A Barnet Council spokesman said: “Anyone who attended a polling station in Barnet this morning, and was turned away and therefore could not vote, and was unable to return due to work reasons, may be able to use an emergency proxy vote.
“They will need to complete an application form on our website (www.barnet.gov.uk) and return it by 5pm today.”
Barnet has not said how many of its 236,196 registered voters were turned away, but disgruntled residents turned to Twitter to vent their frustration.
Barnet was famously dubbed the “Easyjet” council because it has outsourced vast proportions of its services to private contractors - but voter registration is performed in-house.
The council admitted that “a number of people who had not brought their polling card with them were unable to vote” - although polling cards explicitly state they are not needed.
Although it is unclear what exactly went wrong, reports have suggested polling station staff only had the updates to the electoral register, rather than the entire roll call of voters.
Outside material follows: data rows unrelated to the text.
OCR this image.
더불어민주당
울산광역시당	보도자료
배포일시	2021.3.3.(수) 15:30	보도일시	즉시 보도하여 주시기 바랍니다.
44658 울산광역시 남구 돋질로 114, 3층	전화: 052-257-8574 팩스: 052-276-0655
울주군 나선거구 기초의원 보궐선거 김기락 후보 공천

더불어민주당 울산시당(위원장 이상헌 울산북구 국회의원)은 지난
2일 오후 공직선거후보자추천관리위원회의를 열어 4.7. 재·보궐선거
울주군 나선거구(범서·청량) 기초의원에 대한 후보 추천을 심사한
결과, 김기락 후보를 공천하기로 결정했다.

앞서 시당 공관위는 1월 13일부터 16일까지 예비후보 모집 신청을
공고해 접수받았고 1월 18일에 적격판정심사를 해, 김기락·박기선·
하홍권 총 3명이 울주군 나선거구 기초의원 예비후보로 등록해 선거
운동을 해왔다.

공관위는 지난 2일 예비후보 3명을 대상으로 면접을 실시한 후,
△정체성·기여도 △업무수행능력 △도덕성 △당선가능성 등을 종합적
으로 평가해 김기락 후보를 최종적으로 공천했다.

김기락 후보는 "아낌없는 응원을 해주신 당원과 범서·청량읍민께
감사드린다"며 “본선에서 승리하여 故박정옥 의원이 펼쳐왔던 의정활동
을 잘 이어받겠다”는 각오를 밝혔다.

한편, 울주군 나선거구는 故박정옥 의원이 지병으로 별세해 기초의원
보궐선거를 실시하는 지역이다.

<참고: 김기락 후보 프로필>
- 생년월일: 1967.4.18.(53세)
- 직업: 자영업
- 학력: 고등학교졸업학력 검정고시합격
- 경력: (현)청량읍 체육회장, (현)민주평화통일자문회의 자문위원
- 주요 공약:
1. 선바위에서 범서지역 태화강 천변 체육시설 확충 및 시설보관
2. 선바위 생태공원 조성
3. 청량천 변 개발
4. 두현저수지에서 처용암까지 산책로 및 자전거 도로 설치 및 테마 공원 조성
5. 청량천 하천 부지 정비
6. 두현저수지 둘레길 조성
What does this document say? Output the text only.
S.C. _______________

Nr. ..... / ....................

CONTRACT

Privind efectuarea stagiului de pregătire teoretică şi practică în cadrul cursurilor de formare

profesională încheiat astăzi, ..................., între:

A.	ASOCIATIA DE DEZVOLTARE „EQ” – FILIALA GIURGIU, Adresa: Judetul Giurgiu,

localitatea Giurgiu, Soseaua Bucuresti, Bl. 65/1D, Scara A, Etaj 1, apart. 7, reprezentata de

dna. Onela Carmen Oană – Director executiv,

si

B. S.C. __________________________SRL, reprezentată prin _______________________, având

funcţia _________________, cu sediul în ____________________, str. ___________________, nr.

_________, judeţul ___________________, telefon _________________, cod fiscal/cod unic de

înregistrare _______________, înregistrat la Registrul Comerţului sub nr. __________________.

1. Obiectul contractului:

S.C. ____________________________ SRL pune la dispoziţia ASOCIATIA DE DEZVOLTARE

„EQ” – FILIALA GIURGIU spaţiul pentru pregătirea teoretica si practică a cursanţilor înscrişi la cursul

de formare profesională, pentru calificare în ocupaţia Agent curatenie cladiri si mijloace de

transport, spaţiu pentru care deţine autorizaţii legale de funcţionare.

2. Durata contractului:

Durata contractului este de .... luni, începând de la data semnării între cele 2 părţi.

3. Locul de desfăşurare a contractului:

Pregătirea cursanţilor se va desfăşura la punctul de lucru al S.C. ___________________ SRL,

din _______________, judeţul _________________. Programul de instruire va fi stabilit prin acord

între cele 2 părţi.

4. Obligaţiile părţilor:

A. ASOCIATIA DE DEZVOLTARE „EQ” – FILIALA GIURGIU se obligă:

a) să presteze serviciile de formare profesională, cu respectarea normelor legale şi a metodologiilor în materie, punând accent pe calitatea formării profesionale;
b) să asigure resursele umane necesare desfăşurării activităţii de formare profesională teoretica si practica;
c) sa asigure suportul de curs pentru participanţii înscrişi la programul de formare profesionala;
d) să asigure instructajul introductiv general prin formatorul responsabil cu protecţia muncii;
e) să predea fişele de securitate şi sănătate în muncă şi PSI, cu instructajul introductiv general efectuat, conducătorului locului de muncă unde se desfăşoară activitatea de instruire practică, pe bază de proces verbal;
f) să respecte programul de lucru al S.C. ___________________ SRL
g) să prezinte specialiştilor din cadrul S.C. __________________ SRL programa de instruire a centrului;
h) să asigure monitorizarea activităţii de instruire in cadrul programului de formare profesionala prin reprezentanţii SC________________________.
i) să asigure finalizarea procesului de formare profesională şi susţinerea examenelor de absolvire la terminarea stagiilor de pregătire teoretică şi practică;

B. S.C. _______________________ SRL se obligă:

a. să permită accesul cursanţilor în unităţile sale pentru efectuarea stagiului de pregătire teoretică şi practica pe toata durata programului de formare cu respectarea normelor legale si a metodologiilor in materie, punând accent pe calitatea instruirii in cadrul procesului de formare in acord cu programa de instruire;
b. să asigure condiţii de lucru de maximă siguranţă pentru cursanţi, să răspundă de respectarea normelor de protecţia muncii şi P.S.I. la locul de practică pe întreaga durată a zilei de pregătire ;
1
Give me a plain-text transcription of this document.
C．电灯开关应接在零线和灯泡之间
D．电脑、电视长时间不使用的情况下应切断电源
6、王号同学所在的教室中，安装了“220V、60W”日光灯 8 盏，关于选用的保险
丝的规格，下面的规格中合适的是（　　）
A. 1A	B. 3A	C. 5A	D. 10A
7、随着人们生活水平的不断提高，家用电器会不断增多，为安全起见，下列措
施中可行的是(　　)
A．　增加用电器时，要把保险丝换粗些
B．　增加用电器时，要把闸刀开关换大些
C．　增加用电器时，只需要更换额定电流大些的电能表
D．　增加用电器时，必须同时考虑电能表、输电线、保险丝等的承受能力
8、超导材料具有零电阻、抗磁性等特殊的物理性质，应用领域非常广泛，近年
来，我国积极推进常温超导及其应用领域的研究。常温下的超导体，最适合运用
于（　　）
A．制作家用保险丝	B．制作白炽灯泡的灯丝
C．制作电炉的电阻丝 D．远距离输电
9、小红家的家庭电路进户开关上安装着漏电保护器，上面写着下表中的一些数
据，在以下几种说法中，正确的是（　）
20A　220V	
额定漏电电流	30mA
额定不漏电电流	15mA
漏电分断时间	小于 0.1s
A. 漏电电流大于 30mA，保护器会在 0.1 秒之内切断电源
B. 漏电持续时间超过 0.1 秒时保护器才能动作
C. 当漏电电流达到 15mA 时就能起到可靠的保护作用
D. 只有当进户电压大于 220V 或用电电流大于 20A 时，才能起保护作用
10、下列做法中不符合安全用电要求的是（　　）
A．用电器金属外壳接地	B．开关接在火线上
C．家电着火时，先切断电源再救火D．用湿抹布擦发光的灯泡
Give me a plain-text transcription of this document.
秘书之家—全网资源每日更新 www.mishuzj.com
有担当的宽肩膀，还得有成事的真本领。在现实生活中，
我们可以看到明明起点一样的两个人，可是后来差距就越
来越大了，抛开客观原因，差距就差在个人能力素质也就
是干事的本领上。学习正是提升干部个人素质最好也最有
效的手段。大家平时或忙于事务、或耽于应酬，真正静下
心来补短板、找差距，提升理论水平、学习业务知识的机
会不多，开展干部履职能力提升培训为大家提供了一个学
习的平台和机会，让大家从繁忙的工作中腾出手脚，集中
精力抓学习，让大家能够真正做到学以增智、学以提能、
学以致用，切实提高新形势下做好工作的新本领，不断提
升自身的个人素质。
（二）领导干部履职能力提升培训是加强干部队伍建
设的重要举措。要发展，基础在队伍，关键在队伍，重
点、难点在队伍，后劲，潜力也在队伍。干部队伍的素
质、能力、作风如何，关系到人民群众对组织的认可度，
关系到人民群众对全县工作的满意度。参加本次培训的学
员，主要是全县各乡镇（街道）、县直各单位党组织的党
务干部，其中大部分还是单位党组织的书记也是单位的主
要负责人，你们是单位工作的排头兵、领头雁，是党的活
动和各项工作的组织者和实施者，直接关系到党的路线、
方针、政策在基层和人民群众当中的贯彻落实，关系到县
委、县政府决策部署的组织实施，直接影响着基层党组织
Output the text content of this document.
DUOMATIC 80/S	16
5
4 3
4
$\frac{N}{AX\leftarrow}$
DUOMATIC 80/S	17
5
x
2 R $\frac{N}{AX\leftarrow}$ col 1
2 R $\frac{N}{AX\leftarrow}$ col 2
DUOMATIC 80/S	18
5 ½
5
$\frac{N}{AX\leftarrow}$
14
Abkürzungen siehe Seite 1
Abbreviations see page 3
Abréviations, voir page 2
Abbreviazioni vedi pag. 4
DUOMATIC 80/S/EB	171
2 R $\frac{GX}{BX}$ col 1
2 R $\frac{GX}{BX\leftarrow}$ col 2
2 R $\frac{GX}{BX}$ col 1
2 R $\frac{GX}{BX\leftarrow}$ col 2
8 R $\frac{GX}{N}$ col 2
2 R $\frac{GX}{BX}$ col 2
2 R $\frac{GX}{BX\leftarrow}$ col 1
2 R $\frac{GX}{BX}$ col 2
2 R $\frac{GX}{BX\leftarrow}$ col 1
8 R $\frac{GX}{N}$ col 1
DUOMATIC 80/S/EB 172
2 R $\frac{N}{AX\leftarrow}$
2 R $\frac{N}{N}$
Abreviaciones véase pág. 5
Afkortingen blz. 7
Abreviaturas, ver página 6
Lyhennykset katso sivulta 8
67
As well as choosing their mayor, Londoners are electing members of the Greater London Assembly (GLA) today.
Andrew Dismore is the Labour incumbent for the GLA constituency of Camden and Barnet - with Camden the more Labour-leaning borough and Barnet traditionally more Tory-leaning.
By 10.40am, the council said the updated electoral registers were in place and that normal service had been resumed.
Candidates and voters are able to challenge the result of the elections in London by lodging a petition with the Royal Courts of Justice.
Lutfer Rahman’s election as Mayor of Tower of Hamlets was declared null and void in April 2015 following an election petition from disgruntled voters.
One mayoral candidate, Sophie Walker of the Women’s Equality Party, herself a Barnet resident, has registered a complaint with the council and with the London Assembly, amidst calls for a public enquiry into what went wrong.